Securing the Pipeline

May 13, 2013
Sanitary district replaces force main to control combined sewer overflows

About the author: Kimberly Paggioli is vice president of marketing & quality control for Hobas Pipe USA. Paggioli can be reached at [email protected].

Greater Lawrence Sanitary District (GLSD) serves the Massachusetts member communities of Lawrence, Methuen, Andover, North Andover and Dracut, as well as Salem, N.H. The GLSD was established by Chapter 750 of the Massachusetts Acts of 1968 for the purpose of building, maintaining and operating a system of sewage collection and disposal. The establishment occurred after a series of investigations called for the cleaning up the Merrimack River which had been plagued by pollution, not only from sanitary sewage but also from industrial contributors dating back to the late 1800s.

Taking Action

GLSD’s most recent challenge has been to determine the best course of action to repair or replace an existing PCCP force main that was installed in the mid 1970s. The prestressed concrete cylinder pipe (PCCP) was manufactured with reinforcing wire, which was brittle and was leading to pipe failures. Studies included condition assessment and structural evaluation of the PCCP and acoustic monitoring for real-time recording of wire breaks. 

GLSD learned in 2002 that the pipe supplied in 1974 was similar to pipeline that was experiencing a high rate of catastrophic failures throughout the U.S. The district began an assessment program to determine the structural condition of the line. Through this evaluation, one pipe section was found to be in a state of imminent failure and required emergency repairs to avert a catastrophic failure that would have significant financial and environmental implications. 

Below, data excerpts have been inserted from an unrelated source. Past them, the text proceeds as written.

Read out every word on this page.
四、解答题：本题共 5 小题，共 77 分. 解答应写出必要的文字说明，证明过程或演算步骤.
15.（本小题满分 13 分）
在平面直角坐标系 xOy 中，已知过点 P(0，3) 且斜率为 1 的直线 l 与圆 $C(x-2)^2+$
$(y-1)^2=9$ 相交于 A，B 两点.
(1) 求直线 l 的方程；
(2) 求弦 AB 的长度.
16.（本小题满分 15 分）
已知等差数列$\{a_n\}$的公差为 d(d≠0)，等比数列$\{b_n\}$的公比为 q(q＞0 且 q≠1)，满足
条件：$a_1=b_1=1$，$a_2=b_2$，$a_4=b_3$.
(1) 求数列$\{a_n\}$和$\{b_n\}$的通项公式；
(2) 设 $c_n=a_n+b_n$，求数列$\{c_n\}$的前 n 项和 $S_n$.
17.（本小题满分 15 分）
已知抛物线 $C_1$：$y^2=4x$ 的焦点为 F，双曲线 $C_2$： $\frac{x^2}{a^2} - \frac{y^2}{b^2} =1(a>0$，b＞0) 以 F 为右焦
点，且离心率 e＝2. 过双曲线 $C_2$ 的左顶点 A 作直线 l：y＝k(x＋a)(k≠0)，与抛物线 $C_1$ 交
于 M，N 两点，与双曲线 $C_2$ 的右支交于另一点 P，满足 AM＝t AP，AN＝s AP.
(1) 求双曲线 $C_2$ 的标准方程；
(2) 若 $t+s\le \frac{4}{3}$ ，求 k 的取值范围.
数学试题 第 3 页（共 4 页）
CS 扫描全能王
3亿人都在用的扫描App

GLSD ultimately chose to replace the existing pipeline as part of its combined sewer overflow control.

Evaluating Options

GLSD’s design considerations for the new line were both long range and mindful of the short-term effects of construction. The district wanted to meet the increase in wet weather flows of 167 million gal per day, select a replacement line that would last for many years, and reduce the disruption during construction by limiting bypass pumping and minimizing the effect of construction on Riverview Street. 

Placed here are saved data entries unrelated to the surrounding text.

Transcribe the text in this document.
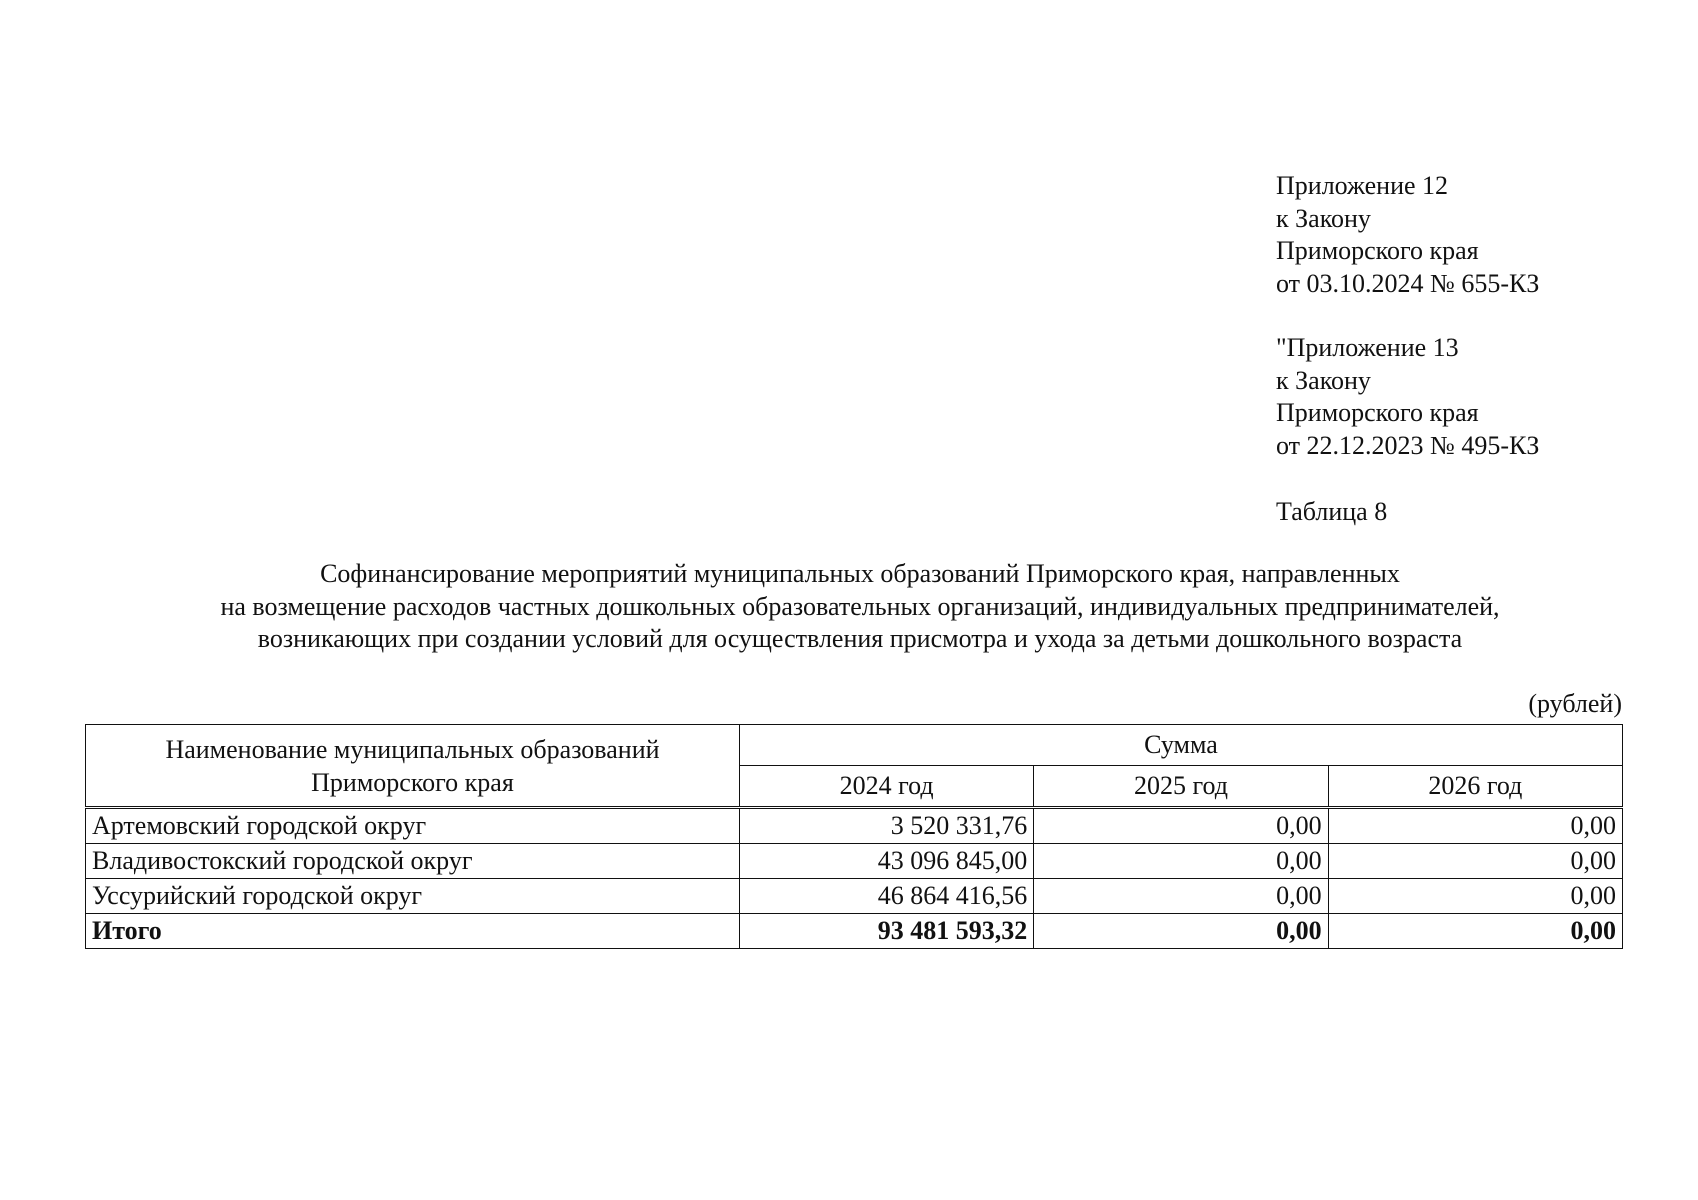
Приложение 12
к Закону
Приморского края
от 03.10.2024 № 655-КЗ
"Приложение 13
к Закону
Приморского края
от 22.12.2023 № 495-КЗ
Таблица 8
Софинансирование мероприятий муниципальных образований Приморского края, направленных
на возмещение расходов частных дошкольных образовательных организаций, индивидуальных предпринимателей,
возникающих при создании условий для осуществления присмотра и ухода за детьми дошкольного возраста
(рублей)
Наименование муниципальных образований
Приморского края	Сумма		
	2024 год	2025 год	2026 год
Артемовский городской округ	3 520 331,76	0,00	0,00
Владивостокский городской округ	43 096 845,00	0,00	0,00
Уссурийский городской округ	46 864 416,56	0,00	0,00
Итого	93 481 593,32	0,00	0,00
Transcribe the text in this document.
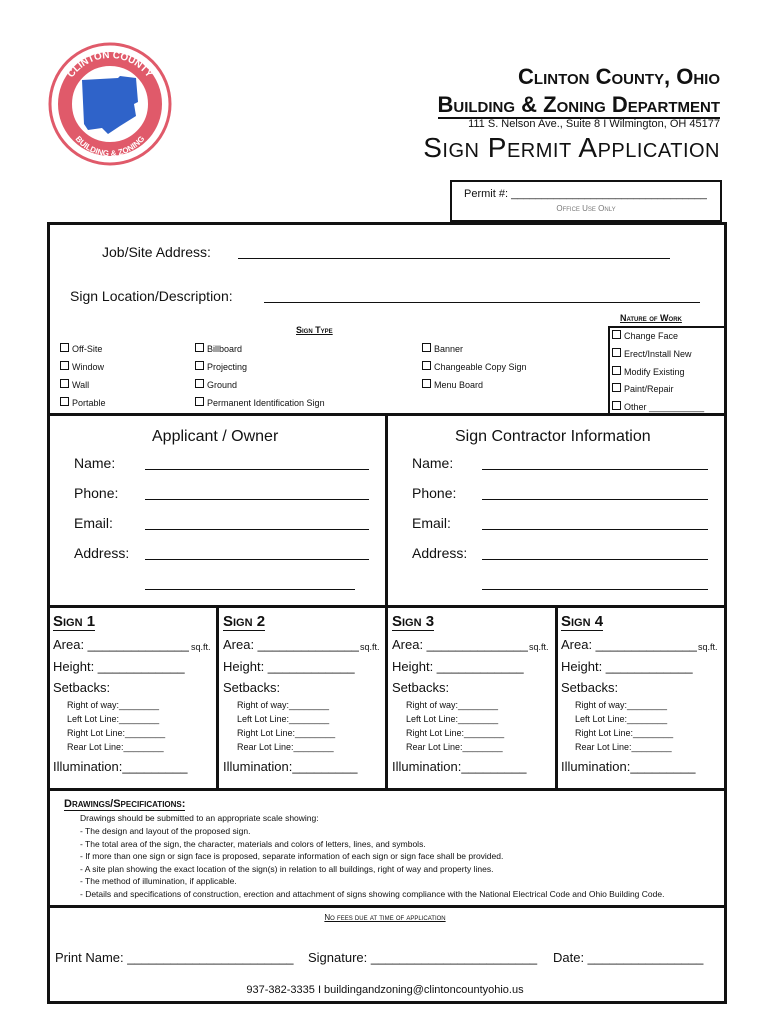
CLINTON COUNTY
BUILDING & ZONING
Clinton County, Ohio
Building & Zoning Department
111 S. Nelson Ave., Suite 8 I Wilmington, OH 45177
Sign Permit Application
Permit #: ________________________________
Office Use Only
Job/Site Address:
Sign Location/Description:
Sign Type
Off-Site
Window
Wall
Portable
Billboard
Projecting
Ground
Permanent Identification Sign
Banner
Changeable Copy Sign
Menu Board
Nature of Work
Change Face
Erect/Install New
Modify Existing
Paint/Repair
Other ___________
Applicant / Owner
Name:
Phone:
Email:
Address:
Sign Contractor Information
Name:
Phone:
Email:
Address:
Sign 1
Area: ______________ sq.ft.
Height: ____________
Setbacks:
Right of way:________
Left Lot Line:________
Right Lot Line:________
Rear Lot Line:________
Illumination:_________
Sign 2
Area: ______________ sq.ft.
Height: ____________
Setbacks:
Right of way:________
Left Lot Line:________
Right Lot Line:________
Rear Lot Line:________
Illumination:_________
Sign 3
Area: ______________ sq.ft.
Height: ____________
Setbacks:
Right of way:________
Left Lot Line:________
Right Lot Line:________
Rear Lot Line:________
Illumination:_________
Sign 4
Area: ______________ sq.ft.
Height: ____________
Setbacks:
Right of way:________
Left Lot Line:________
Right Lot Line:________
Rear Lot Line:________
Illumination:_________
Drawings/Specifications:
Drawings should be submitted to an appropriate scale showing:
- The design and layout of the proposed sign.
- The total area of the sign, the character, materials and colors of letters, lines, and symbols.
- If more than one sign or sign face is proposed, separate information of each sign or sign face shall be provided.
- A site plan showing the exact location of the sign(s) in relation to all buildings, right of way and property lines.
- The method of illumination, if applicable.
- Details and specifications of construction, erection and attachment of signs showing compliance with the National Electrical Code and Ohio Building Code.
No fees due at time of application
Print Name: _______________________ Signature: _______________________ Date: ________________
937-382-3335 I buildingandzoning@clintoncountyohio.us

Two possible options were evaluated. The first was to slipline the existing force main with a 54-in.-diameter pipe and install an adjacent 54-in.-diameter line. Although this option provided the district with 95% redundancy of flow and operational flexibility, it also had drawbacks. The capital, operational and maintenance costs were greater by 15%, and the construction duration would be lengthened. The second option was to install a new 72-in. line capable of handling all of the flows. It was this second option that would prove to be ideal for this project.

Several materials were evaluated for the project, including PCCP, steel, ductile iron, high-density polyethylene and fiberglass. The materials were evaluated based on several criteria, including availability, resistance to scour and corrosion, suitability for trenchless installation, and fabrication time and cost. After a thorough evaluation, it was decided that Hobas Pipe USA would be the material supplier on the project. A centrifugally-cast fiberglass reinforced polymer mortar (CCFRPM) pipe was chosen.

Passing the Test

The company supplied 2,300 ln ft of 72-in.-diameter CCFRPM pipe to the project, which ranged in depth from 3 to 18 ft and included a rail crossing at 17 ft of cover under a Massachusetts Bay Transit Authority line. Hobas also custom manufactured a dozen 1- and 2-miter elbows that connected to the mainline with the standard couplings. In addition to the depth and traffic crossings, the project presented other challenges, including its location in a residential area, the proximity to other utilities, and the need to maintain the pump station and force main without bypass pumping. 

The specifications also required pressure testing of each pipe joint (low-pressure air) and a system hydrostatic test before the line could be placed in service. In the end, the challenges all were met.

“We successfully passed the hydrostatic test of the 72-in. force main,” said Jason Babbidge, assistant project manager with Methuen Construction Co. Inc. “The line held 95 psi for one hour. The force main actually held the pressure over the course of a night.”